Study 2: The baseline characteristics of patients who provided a hair sample did not differ significantly from those who declined to provide a hair sample. Of the 34 patients who reported abstinence at follow-up, under-reporting was seen in 16 (47.1%). Of the 122 patients who reported consuming alcohol in a range from 0.1 to 59.9 g/day at follow-up, under-reporting was seen in 80 (65.6%). Kappa values varied between 0.19 and 0.36, indicating no or minimal level of agreement between hEtG and SRAC. Any amount of alcohol consumption was significantly more likely to be identified by means of hEtG than by self-report (OR 5.4 – 12.1, all p-values 0.05). The results indicated no significant effect modification of either natural hair color (defined as gray/white or non-gray/white hair) or BMI on the association between hEtG and exposure to alcohol (p ≥0.02).
Study 3: The findings showed that the average number of drinks per day reported during the 90 days prior to baseline was significantly negatively associated with under-reporting. For every unit of alcohol reported, the risk of under-reporting was reduced by 16% (adjusted OR 0.84, 95% CI 0.75 – 0.94, p-value 0.002). Also, there were indications that the risk of under-reporting of alcohol consumption increases with older age and number of drinks per drinking day reported during the 90 days prior to baseline, but the findings narrowly missed statistical significance.
Study 1: Inconsistencies between SRAC and biomarkers often occurred, and under-reporting was the most common type of inconsistency. The review also substantiated that the most optimal biomarkers are those that are non-oxidative compounds of alcohol metabolism, easy to collect, and cover the same timespan as the self-reported data.

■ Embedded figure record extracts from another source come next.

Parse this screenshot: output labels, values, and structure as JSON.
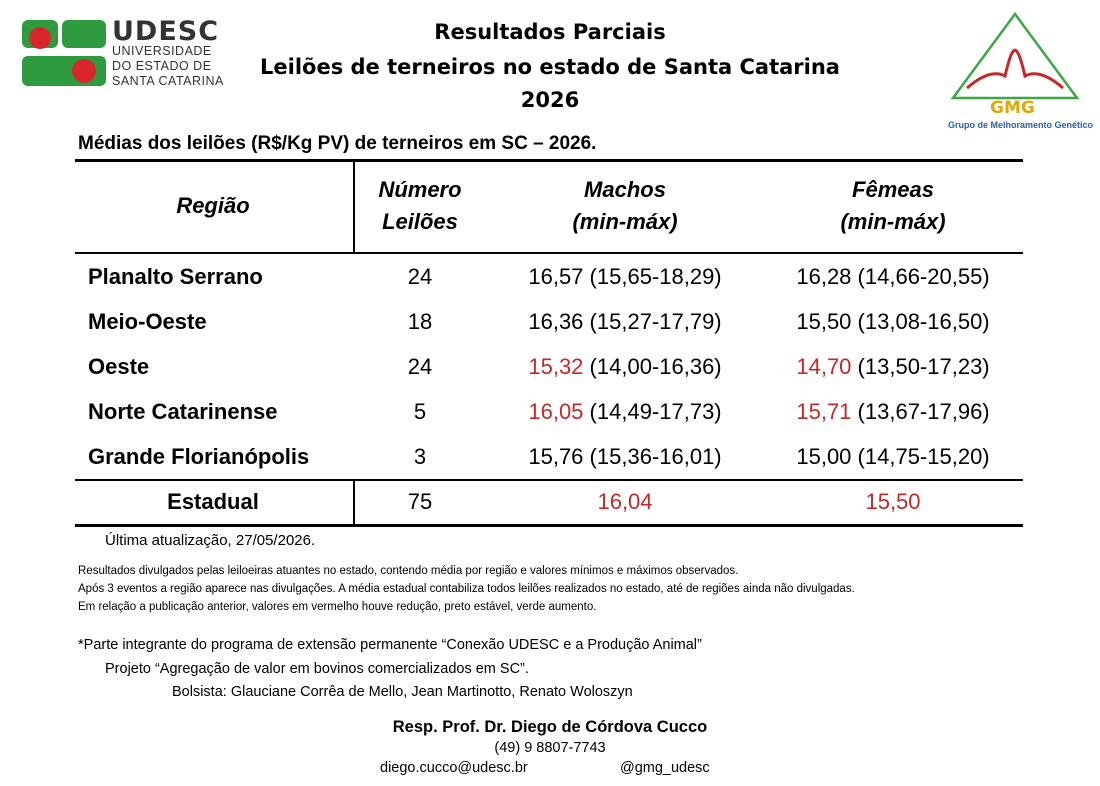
{
  "header": {
    "logo": {
      "name": "UDESC",
      "lines": [
        "UNIVERSIDADE",
        "DO ESTADO DE",
        "SANTA CATARINA"
      ]
    },
    "title_lines": [
      "Resultados Parciais",
      "Leilões de terneiros no estado de Santa Catarina",
      "2026"
    ],
    "gmg_logo": {
      "name": "GMG",
      "caption": "Grupo de Melhoramento Genético"
    }
  },
  "subtitle": "Médias dos leilões (R$/Kg PV) de terneiros em SC – 2026.",
  "table": {
    "columns": [
      {
        "lines": [
          "Região"
        ]
      },
      {
        "lines": [
          "Número",
          "Leilões"
        ]
      },
      {
        "lines": [
          "Machos",
          "(min-máx)"
        ]
      },
      {
        "lines": [
          "Fêmeas",
          "(min-máx)"
        ]
      }
    ],
    "rows": [
      {
        "region": "Planalto Serrano",
        "count": 24,
        "machos": {
          "value": "16,57",
          "range": "(15,65-18,29)",
          "color": "#000000"
        },
        "femeas": {
          "value": "16,28",
          "range": "(14,66-20,55)",
          "color": "#000000"
        }
      },
      {
        "region": "Meio-Oeste",
        "count": 18,
        "machos": {
          "value": "16,36",
          "range": "(15,27-17,79)",
          "color": "#000000"
        },
        "femeas": {
          "value": "15,50",
          "range": "(13,08-16,50)",
          "color": "#000000"
        }
      },
      {
        "region": "Oeste",
        "count": 24,
        "machos": {
          "value": "15,32",
          "range": "(14,00-16,36)",
          "color": "#c62828"
        },
        "femeas": {
          "value": "14,70",
          "range": "(13,50-17,23)",
          "color": "#c62828"
        }
      },
      {
        "region": "Norte Catarinense",
        "count": 5,
        "machos": {
          "value": "16,05",
          "range": "(14,49-17,73)",
          "color": "#c62828"
        },
        "femeas": {
          "value": "15,71",
          "range": "(13,67-17,96)",
          "color": "#c62828"
        }
      },
      {
        "region": "Grande Florianópolis",
        "count": 3,
        "machos": {
          "value": "15,76",
          "range": "(15,36-16,01)",
          "color": "#000000"
        },
        "femeas": {
          "value": "15,00",
          "range": "(14,75-15,20)",
          "color": "#000000"
        }
      }
    ],
    "total": {
      "region": "Estadual",
      "count": 75,
      "machos": {
        "value": "16,04",
        "color": "#c62828"
      },
      "femeas": {
        "value": "15,50",
        "color": "#c62828"
      }
    }
  },
  "updated": "Última atualização, 27/05/2026.",
  "notes": [
    "Resultados divulgados pelas leiloeiras atuantes no estado, contendo média por região e valores mínimos e máximos observados.",
    "Após 3 eventos a região aparece nas divulgações. A média estadual contabiliza todos leilões realizados no estado, até de regiões ainda não divulgadas.",
    "Em relação a publicação anterior, valores em vermelho houve redução, preto estável, verde aumento."
  ],
  "credits": [
    "*Parte integrante do programa de extensão permanente “Conexão UDESC e a Produção Animal”",
    "Projeto “Agregação de valor em bovinos comercializados em SC”.",
    "Bolsista: Glauciane Corrêa de Mello, Jean Martinotto, Renato Woloszyn"
  ],
  "contact": {
    "name": "Resp. Prof. Dr. Diego de Córdova Cucco",
    "phone": "(49) 9 8807-7743",
    "email": "diego.cucco@udesc.br",
    "instagram": "@gmg_udesc"
  }
}
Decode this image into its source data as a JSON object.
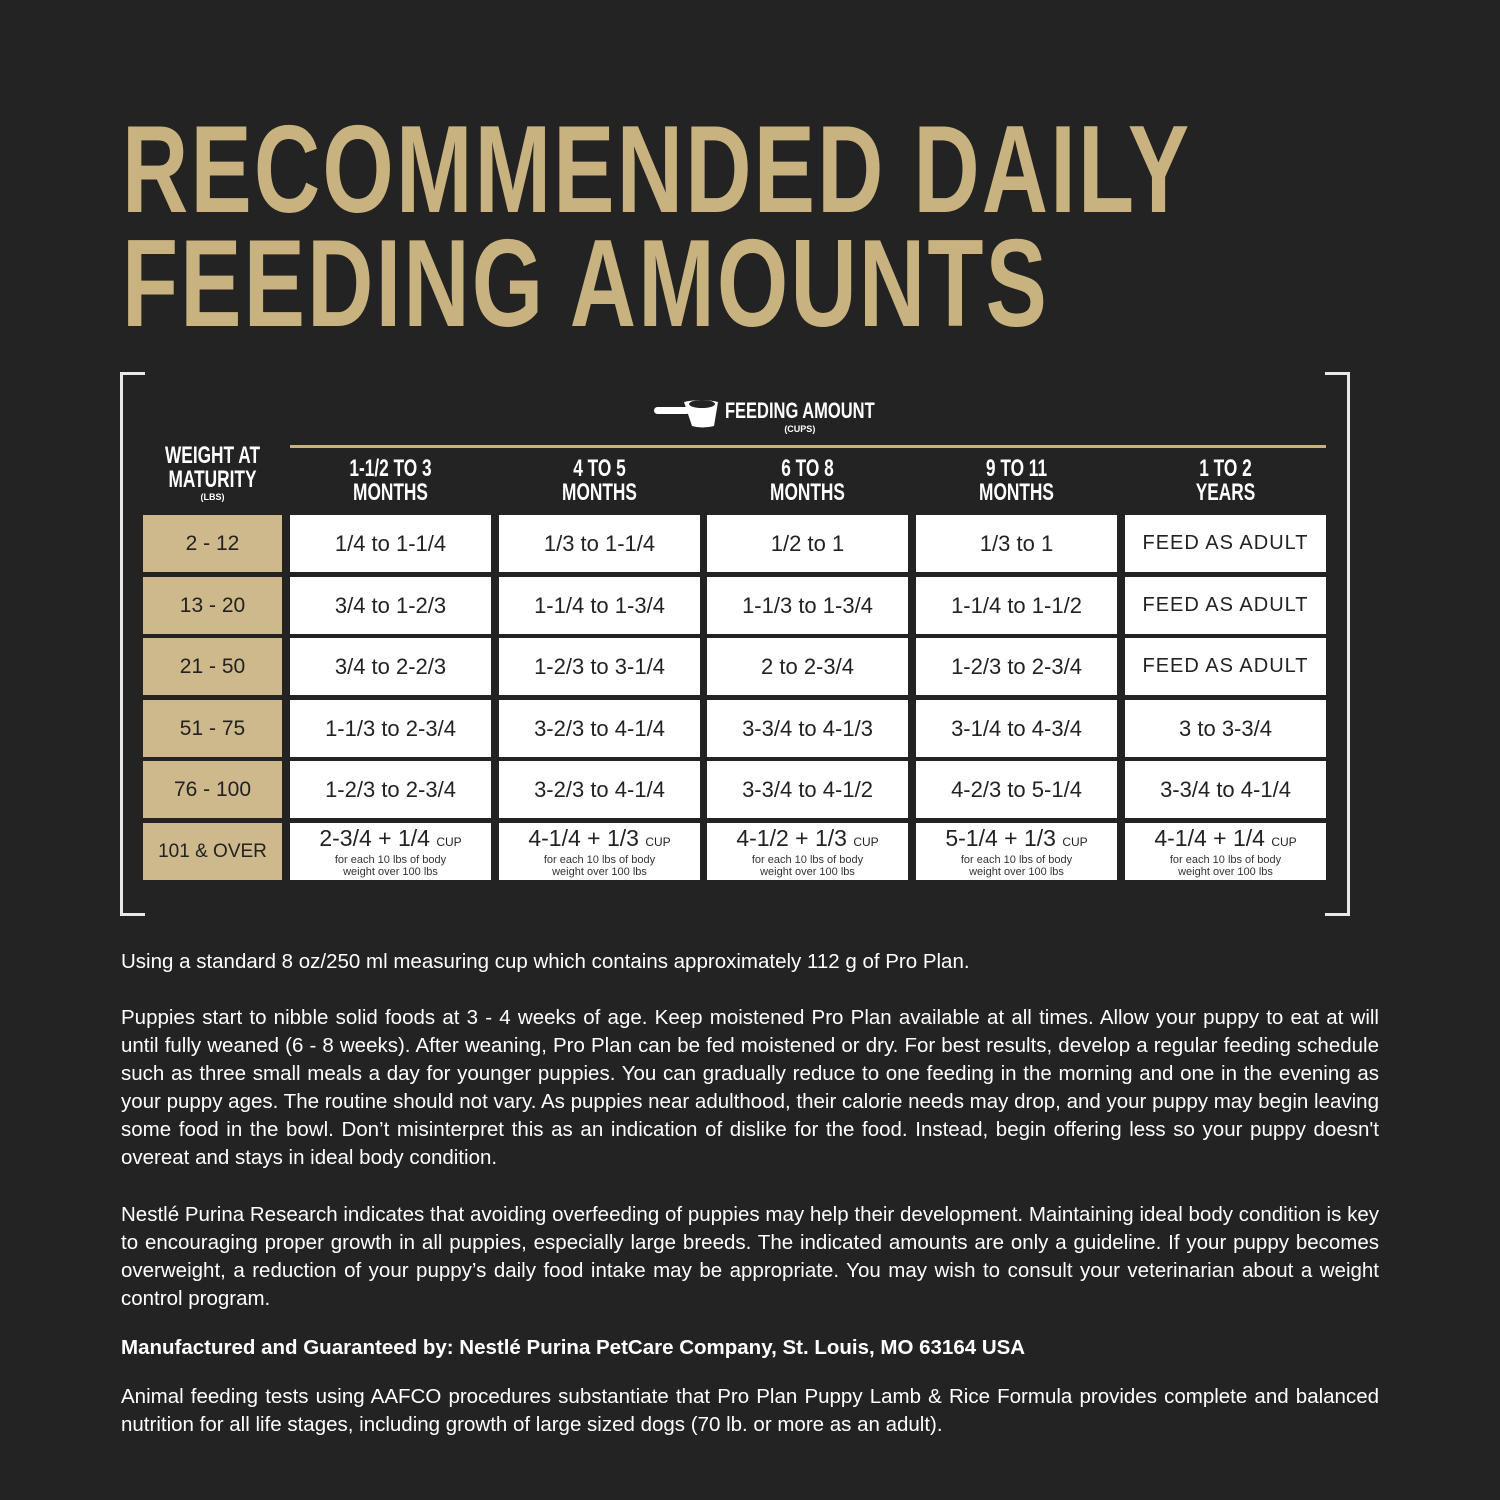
{
  "title": {
    "line1": "RECOMMENDED DAILY",
    "line2": "FEEDING AMOUNTS"
  },
  "table": {
    "feeding_amount_label": "FEEDING AMOUNT",
    "feeding_amount_unit": "(CUPS)",
    "icon": "measuring-cup-icon",
    "weight_header": {
      "line1": "WEIGHT AT",
      "line2": "MATURITY",
      "unit": "(LBS)"
    },
    "columns": [
      {
        "line1": "1-1/2 TO 3",
        "line2": "MONTHS"
      },
      {
        "line1": "4 TO 5",
        "line2": "MONTHS"
      },
      {
        "line1": "6 TO 8",
        "line2": "MONTHS"
      },
      {
        "line1": "9 TO 11",
        "line2": "MONTHS"
      },
      {
        "line1": "1 TO 2",
        "line2": "YEARS"
      }
    ],
    "rows": [
      {
        "weight": "2 - 12",
        "values": [
          "1/4 to 1-1/4",
          "1/3 to 1-1/4",
          "1/2 to 1",
          "1/3 to 1",
          "FEED AS ADULT"
        ]
      },
      {
        "weight": "13 - 20",
        "values": [
          "3/4 to 1-2/3",
          "1-1/4 to 1-3/4",
          "1-1/3 to 1-3/4",
          "1-1/4 to 1-1/2",
          "FEED AS ADULT"
        ]
      },
      {
        "weight": "21 - 50",
        "values": [
          "3/4 to 2-2/3",
          "1-2/3 to 3-1/4",
          "2 to 2-3/4",
          "1-2/3 to 2-3/4",
          "FEED AS ADULT"
        ]
      },
      {
        "weight": "51 - 75",
        "values": [
          "1-1/3 to 2-3/4",
          "3-2/3 to 4-1/4",
          "3-3/4 to 4-1/3",
          "3-1/4 to 4-3/4",
          "3 to 3-3/4"
        ]
      },
      {
        "weight": "76 - 100",
        "values": [
          "1-2/3 to 2-3/4",
          "3-2/3 to 4-1/4",
          "3-3/4 to 4-1/2",
          "4-2/3 to 5-1/4",
          "3-3/4 to 4-1/4"
        ]
      }
    ],
    "last_row": {
      "weight": "101 & OVER",
      "values": [
        "2-3/4 + 1/4",
        "4-1/4 + 1/3",
        "4-1/2 + 1/3",
        "5-1/4 + 1/3",
        "4-1/4 + 1/4"
      ],
      "unit": "CUP",
      "note_line1": "for each 10 lbs of body",
      "note_line2": "weight over 100 lbs"
    }
  },
  "text": {
    "p1": "Using a standard 8 oz/250 ml measuring cup which contains approximately 112 g of Pro Plan.",
    "p2": "Puppies start to nibble solid foods at 3 - 4 weeks of age. Keep moistened Pro Plan available at all times. Allow your puppy to eat at will until fully weaned (6 - 8 weeks). After weaning, Pro Plan can be fed moistened or dry. For best results, develop a regular feeding schedule such as three small meals a day for younger puppies. You can gradually reduce to one feeding in the morning and one in the evening as your puppy ages. The routine should not vary. As puppies near adulthood, their calorie needs may drop, and your puppy may begin leaving some food in the bowl. Don’t misinterpret this as an indication of dislike for the food. Instead, begin offering less so your puppy doesn't overeat and stays in ideal body condition.",
    "p3": "Nestlé Purina Research indicates that avoiding overfeeding of puppies may help their development. Maintaining ideal body condition is key to encouraging proper growth in all puppies, especially large breeds. The indicated amounts are only a guideline. If your puppy becomes overweight, a reduction of your puppy’s daily food intake may be appropriate. You may wish to consult your veterinarian about a weight control program.",
    "p4": "Manufactured and Guaranteed by: Nestlé Purina PetCare Company, St. Louis, MO 63164 USA",
    "p5": "Animal feeding tests using AAFCO procedures substantiate that Pro Plan Puppy Lamb & Rice Formula provides complete and balanced nutrition for all life stages, including growth of large sized dogs (70 lb. or more as an adult)."
  },
  "colors": {
    "background": "#232323",
    "gold": "#c8b27f",
    "weight_cell": "#cdb98b",
    "cell": "#ffffff"
  }
}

Studies 2 and 3: In line with the results from the systematic review, study 2 found under-reporting to be the most frequently occurring type of inconsistency between SRAC and hEtG among elderly patients. The results underpin the importance of the abilities of hEtG in identifying alcohol consumption. Study 3 identified that an increasing average number of drinks per day 90 days prior to baseline reduces the risk of under-reporting.
Overall, the findings of this PhD thesis highlight the important role of clinicians and researchers in being aware of the potential risk of misidentifying the extent of the patients’ alcohol consumption as well as the need for using different outcome measures when assessing alcohol consumption.